Last year, Obama announced his Global Health Initiative, a $63-billion, six-year commitment to boost spending on programs that fight deadly diseases in the developing world. In keeping with that promise, his 2011 budget dramatically increased spending on maternal and child health and malaria programs, but it also called for cutting the U.S. contribution to the Global Fund by $50 million, to $1 billion, and raising the budget for bilateral HIV/AIDS programs by just 3.6%. With international AIDS spending essentially flat-lined since 2008, this will make it very difficult to increase the number of people getting antiretroviral treatment and will probably result in hundreds of thousands of deaths that could have been prevented.

On July 27, Lee sent Obama a letter signed by 100 members of Congress urging him to double the contribution to the Global Fund to $2 billion a year from 2012 to 2014. Advocacy groups such as RESULTS and ONE are piling on, but there’s a robbing-Peter-to-pay-Paul aspect to their campaign. It would mean severe cuts to worthwhile bilateral programs such as the President’s Emergency Plan for AIDS Relief.

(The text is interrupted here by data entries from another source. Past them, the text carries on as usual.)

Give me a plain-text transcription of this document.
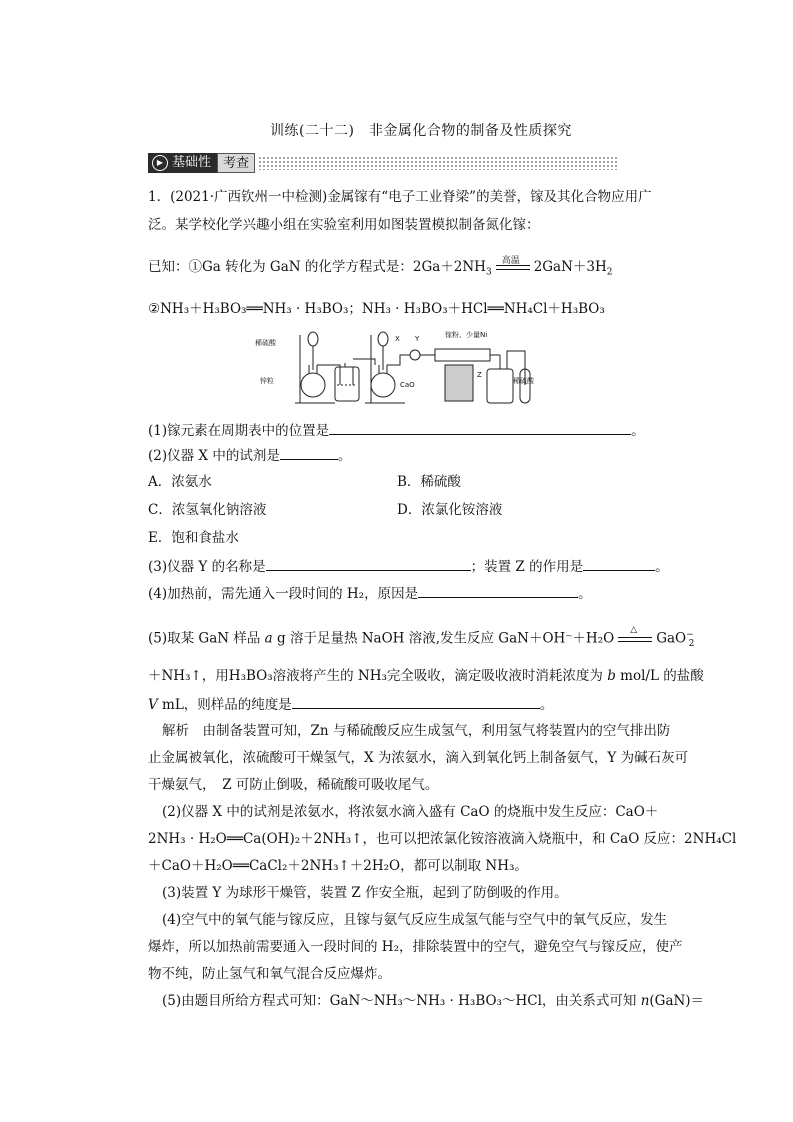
训练(二十二)　非金属化合物的制备及性质探究
▶ 基础性 考查
1．(2021·广西钦州一中检测)金属镓有“电子工业脊梁”的美誉，镓及其化合物应用广
泛。某学校化学兴趣小组在实验室利用如图装置模拟制备氮化镓：
已知：①Ga 转化为 GaN 的化学方程式是：$2Ga+2NH_3$
高温 $2GaN+3H_2$
②NH₃＋H₃BO₃══NH₃ · H₃BO₃；NH₃ · H₃BO₃＋HCl══NH₄Cl＋H₃BO₃
稀硫酸
锌粒
X Y
CaO
镓粉、少量Ni
Z
稀硫酸
(1)镓元素在周期表中的位置是	。
(2)仪器 X 中的试剂是	。
A．浓氨水	B．稀硫酸
C．浓氢氧化钠溶液	D．浓氯化铵溶液
E．饱和食盐水
(3)仪器 Y 的名称是	；装置 Z 的作用是	。
(4)加热前，需先通入一段时间的 H₂，原因是	。
(5)取某 GaN 样品 a g 溶于足量热 NaOH 溶液,发生反应 GaN＋OH⁻＋H₂O
△
GaO−$_2$
＋NH₃↑，用H₃BO₃溶液将产生的 NH₃完全吸收，滴定吸收液时消耗浓度为 b mol/L 的盐酸
V mL，则样品的纯度是	。
解析　由制备装置可知，Zn 与稀硫酸反应生成氢气，利用氢气将装置内的空气排出防
止金属被氧化，浓硫酸可干燥氢气，X 为浓氨水，滴入到氧化钙上制备氨气，Y 为碱石灰可
干燥氨气，　Z 可防止倒吸，稀硫酸可吸收尾气。
(2)仪器 X 中的试剂是浓氨水，将浓氨水滴入盛有 CaO 的烧瓶中发生反应：CaO＋
2NH₃ · H₂O══Ca(OH)₂＋2NH₃↑，也可以把浓氯化铵溶液滴入烧瓶中，和 CaO 反应：2NH₄Cl
＋CaO＋H₂O══CaCl₂＋2NH₃↑＋2H₂O，都可以制取 NH₃。
(3)装置 Y 为球形干燥管，装置 Z 作安全瓶，起到了防倒吸的作用。
(4)空气中的氧气能与镓反应，且镓与氨气反应生成氢气能与空气中的氧气反应，发生
爆炸，所以加热前需要通入一段时间的 H₂，排除装置中的空气，避免空气与镓反应，使产
物不纯，防止氢气和氧气混合反应爆炸。
(5)由题目所给方程式可知：GaN～NH₃～NH₃ · H₃BO₃～HCl，由关系式可知 n(GaN)＝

Neither Obama nor his predecessor showed due respect for the Global Fund, which is more efficient than most bilateral aid programs because its money goes directly to health systems in poor countries rather to than expensive U.S. contractors. Contributions to the Global Fund also have a leveraging effect, encouraging other countries to donate more — and when the U.S. shorts the fund, it gives other wealthy nations cover to do the same. Lee’s goal is overambitious, but Obama’s suggested funding cut is appalling. The president should commit to generous annual funding increases to the Global Fund from now on.